Kingman loves comic books. I never paid much attention until I noticed how much easier it was to get him to complete his reading assignments if they were from comic books. When I asked Kingman why he said, "it's easier to follow who's saying what and the page isn't full of words." Huh? Well, I decided to do a little digging on my own and found out that there is actually an Association of Comic Art Educators. It seems there's a movement afoot that I didn't know anything about. Slowly, I began to relax my furrowed brow. Colleges and Universities around the country are offering courses in comics, or sequential art, as the academics call it. Closer to home, the University of Maryland at Eastern Shore offers a concentration in Sequential Art (Comics). In fact, http://www.teachingcomics.org/ has a list of colleges and universities for students interested in this course of study. Now I am getting excited about comics too! My enthusiasm is fueling a family trip to Philadelphia to attend the East Coast Black Age of Comics Convention in May. I hope to find some real comic book gems. In the meantime, I'll share some comic classics according to Kingman.

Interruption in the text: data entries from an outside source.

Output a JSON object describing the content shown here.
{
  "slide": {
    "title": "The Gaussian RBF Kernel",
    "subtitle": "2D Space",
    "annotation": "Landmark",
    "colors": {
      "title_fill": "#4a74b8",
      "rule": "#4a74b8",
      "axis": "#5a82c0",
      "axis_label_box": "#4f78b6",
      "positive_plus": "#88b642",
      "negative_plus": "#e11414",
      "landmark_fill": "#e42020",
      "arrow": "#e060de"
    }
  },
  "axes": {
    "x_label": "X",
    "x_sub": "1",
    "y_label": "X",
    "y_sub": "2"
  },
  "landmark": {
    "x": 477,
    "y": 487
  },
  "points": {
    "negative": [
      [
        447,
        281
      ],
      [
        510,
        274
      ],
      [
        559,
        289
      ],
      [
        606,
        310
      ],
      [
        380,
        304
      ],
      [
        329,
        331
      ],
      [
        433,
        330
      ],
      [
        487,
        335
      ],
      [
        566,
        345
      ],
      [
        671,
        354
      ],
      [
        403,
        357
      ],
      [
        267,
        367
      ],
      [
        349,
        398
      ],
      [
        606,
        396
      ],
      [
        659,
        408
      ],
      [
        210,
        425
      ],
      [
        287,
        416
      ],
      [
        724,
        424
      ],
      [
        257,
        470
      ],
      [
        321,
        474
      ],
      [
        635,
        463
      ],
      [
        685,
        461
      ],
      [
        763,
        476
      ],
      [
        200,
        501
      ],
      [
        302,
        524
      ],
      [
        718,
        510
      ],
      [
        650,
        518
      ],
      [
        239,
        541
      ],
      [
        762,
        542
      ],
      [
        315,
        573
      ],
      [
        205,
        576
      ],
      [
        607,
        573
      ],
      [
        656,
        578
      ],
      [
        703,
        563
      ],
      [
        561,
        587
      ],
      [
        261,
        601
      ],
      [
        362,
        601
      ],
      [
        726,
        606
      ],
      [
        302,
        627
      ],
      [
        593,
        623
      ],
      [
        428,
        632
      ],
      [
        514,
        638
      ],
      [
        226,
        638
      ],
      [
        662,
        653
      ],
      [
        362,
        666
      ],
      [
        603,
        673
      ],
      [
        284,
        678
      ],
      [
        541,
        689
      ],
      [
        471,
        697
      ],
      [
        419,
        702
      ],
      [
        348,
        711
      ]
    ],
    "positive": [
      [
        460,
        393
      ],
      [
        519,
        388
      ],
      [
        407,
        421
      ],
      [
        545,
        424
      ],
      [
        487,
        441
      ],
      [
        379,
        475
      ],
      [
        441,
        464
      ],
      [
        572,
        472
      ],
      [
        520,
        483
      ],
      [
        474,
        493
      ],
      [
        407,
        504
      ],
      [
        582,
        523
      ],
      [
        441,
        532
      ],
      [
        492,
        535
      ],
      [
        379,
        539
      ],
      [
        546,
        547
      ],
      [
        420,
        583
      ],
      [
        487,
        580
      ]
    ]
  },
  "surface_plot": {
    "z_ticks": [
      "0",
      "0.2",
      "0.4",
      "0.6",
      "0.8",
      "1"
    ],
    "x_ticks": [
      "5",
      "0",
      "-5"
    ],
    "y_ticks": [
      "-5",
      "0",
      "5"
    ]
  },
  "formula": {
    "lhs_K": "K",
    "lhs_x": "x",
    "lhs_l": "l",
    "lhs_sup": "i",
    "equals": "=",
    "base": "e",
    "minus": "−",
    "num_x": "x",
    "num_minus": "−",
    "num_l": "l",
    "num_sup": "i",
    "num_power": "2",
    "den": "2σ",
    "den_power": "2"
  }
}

One of my favorites and one that Kingman enjoyed reading is Still I Rise: A Graphic History of African Americans.
Kingman also enjoyed Pride of Baghdad, a story about starving lions that escaped the Baghdad zoo during the American bombing of Iraq.
Another great history book in comic strip format is Explore Black History with Wee Pals. Morrie Turner, the writer/illustrator, created Wee Pals in 1964 for Ebony and Jet Magazines. Turner also has the distinction of being the first nationally-syndicated African-American cartoonist.
Who knew there was so much rich history and learning involved in comics. This is an important lesson for me in paying attention to what interests my children. It just might make teaching a little easier for us and learning a lot more fun for them!